COVID-19 Stimulus Legislation Aims to Make Chapter 11 Easier for Many More Small Businesses
By way of background, the SBRA was signed into law by the President on August 26, 2019, and became effective on February 19, 2020. It offers substantial benefits to chapter 11 debtors who are eligible and is intended to make the bankruptcy process quicker and more efficient by eliminating a number of costly and long-standing chapter 11 requirements.
The benefits of filing a chapter 11 case under the new SBRA include: (1) there is generally no creditors’ committee which decreases costs; (2) creditors cannot file competing plans; (3) a separate disclosure statement is not required; (3) payment of quarterly fees to the Office of the U.S. Trustee is not required; (4) the so-called ‘new value requirement’ which requires equity holders to contribute something to the bankruptcy estate in order to retain equity is waived; (5) the requirement that the plan has at least one impaired consenting class is waived; and (6) a debtor no longer must pay all post-petition administrative expense claims on the plan’s effective date and may instead stretch payments out over three to five years.
While the SBRA has only been law for a little over a month, practitioners expect it to achieve Congress’ stated goal of making chapter 11 reorganizations cheaper and easier for struggling small businesses. Notwithstanding the significant benefits the SBRA provides to distressed businesses, however, there had been criticism that the debt limit of $2,725,625 was too low and thereby failed to help many small family-run businesses, especially in major cities and population centers. Thus, the decision to raise the SBRA debt limit to $7.5 million as part of the CARES Act is a major change to existing law and is expected to substantially increase the number of Debtors eligible for the new SBRA.
There is a catch, though.
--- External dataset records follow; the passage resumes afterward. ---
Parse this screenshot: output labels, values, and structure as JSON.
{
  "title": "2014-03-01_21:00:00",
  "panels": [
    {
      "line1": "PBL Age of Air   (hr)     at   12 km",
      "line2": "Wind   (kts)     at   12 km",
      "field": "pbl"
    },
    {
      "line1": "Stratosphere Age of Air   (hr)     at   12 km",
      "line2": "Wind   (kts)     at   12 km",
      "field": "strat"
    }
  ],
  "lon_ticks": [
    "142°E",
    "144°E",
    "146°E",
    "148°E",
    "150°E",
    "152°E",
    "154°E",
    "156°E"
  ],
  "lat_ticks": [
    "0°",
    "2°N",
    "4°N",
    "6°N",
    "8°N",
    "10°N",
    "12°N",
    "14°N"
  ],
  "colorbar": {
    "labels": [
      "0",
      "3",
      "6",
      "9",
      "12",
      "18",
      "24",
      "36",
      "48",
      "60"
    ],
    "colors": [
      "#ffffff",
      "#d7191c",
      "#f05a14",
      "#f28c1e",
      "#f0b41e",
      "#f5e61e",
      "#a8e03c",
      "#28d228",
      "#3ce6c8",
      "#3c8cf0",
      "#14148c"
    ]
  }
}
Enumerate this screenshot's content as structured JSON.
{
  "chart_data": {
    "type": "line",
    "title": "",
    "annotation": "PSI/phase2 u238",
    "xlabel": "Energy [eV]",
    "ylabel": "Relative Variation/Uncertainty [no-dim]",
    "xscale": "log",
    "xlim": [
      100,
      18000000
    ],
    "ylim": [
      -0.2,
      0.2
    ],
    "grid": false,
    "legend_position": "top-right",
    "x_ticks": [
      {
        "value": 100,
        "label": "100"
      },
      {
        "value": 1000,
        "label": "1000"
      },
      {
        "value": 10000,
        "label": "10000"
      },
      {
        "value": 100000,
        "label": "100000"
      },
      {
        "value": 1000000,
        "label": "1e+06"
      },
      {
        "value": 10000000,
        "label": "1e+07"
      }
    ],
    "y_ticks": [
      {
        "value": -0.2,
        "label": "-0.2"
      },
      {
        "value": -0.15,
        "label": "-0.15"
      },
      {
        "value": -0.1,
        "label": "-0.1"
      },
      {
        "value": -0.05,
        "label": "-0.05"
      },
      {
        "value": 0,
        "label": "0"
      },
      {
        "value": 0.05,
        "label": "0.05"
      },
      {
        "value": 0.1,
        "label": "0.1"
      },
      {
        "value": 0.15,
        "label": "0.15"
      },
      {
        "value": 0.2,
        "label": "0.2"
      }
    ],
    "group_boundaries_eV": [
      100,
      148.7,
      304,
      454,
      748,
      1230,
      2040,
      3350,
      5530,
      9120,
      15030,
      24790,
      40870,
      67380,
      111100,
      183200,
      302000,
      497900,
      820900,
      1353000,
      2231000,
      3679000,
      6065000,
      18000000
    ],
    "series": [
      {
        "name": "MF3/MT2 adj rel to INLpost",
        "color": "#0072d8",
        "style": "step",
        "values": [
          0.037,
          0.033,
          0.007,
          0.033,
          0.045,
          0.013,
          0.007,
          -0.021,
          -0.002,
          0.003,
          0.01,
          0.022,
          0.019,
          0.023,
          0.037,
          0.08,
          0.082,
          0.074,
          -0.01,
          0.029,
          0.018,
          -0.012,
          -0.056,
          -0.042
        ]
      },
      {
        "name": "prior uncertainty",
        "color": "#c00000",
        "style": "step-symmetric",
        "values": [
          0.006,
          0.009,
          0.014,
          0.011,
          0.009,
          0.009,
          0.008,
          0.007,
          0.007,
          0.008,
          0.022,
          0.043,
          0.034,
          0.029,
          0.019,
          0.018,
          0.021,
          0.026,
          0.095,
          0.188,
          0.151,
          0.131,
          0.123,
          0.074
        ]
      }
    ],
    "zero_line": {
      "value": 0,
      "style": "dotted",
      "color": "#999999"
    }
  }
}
The increased debt limit under the CARES Act will only apply to cases filed on or after March 27, 2020, and, further, one year after the enactment the debt limit reverts back to $2,725,625. As such, while the SBRA was silent as to whether or not it applied to cases commenced before the law went into effect on February 19, 2020, the CARES Act is clear that the increased debt limit is truly an emergency measure directed at the COVID-19 crisis and will only apply to cases filed during the year after it becomes law.
In light of the substantial disruptions wrought by COVID-19, distressed businesses should consider the benefits of a reorganization under the SBRA and, at least for the year, it seems many more small and even mid-sized companies may be eligible to reorganize under the SBRA.
 At least one decision has held that the SBRA does apply to cases filed prior to it becoming law. See In re Progressive Solutions, Inc., 2020 WL 975464 (Bankr. CD CA February 21, 2020) (“[T]his Court has found no legal reason to restrict a pending Chapter 11 case to redesignate to a Subchapter V case….”).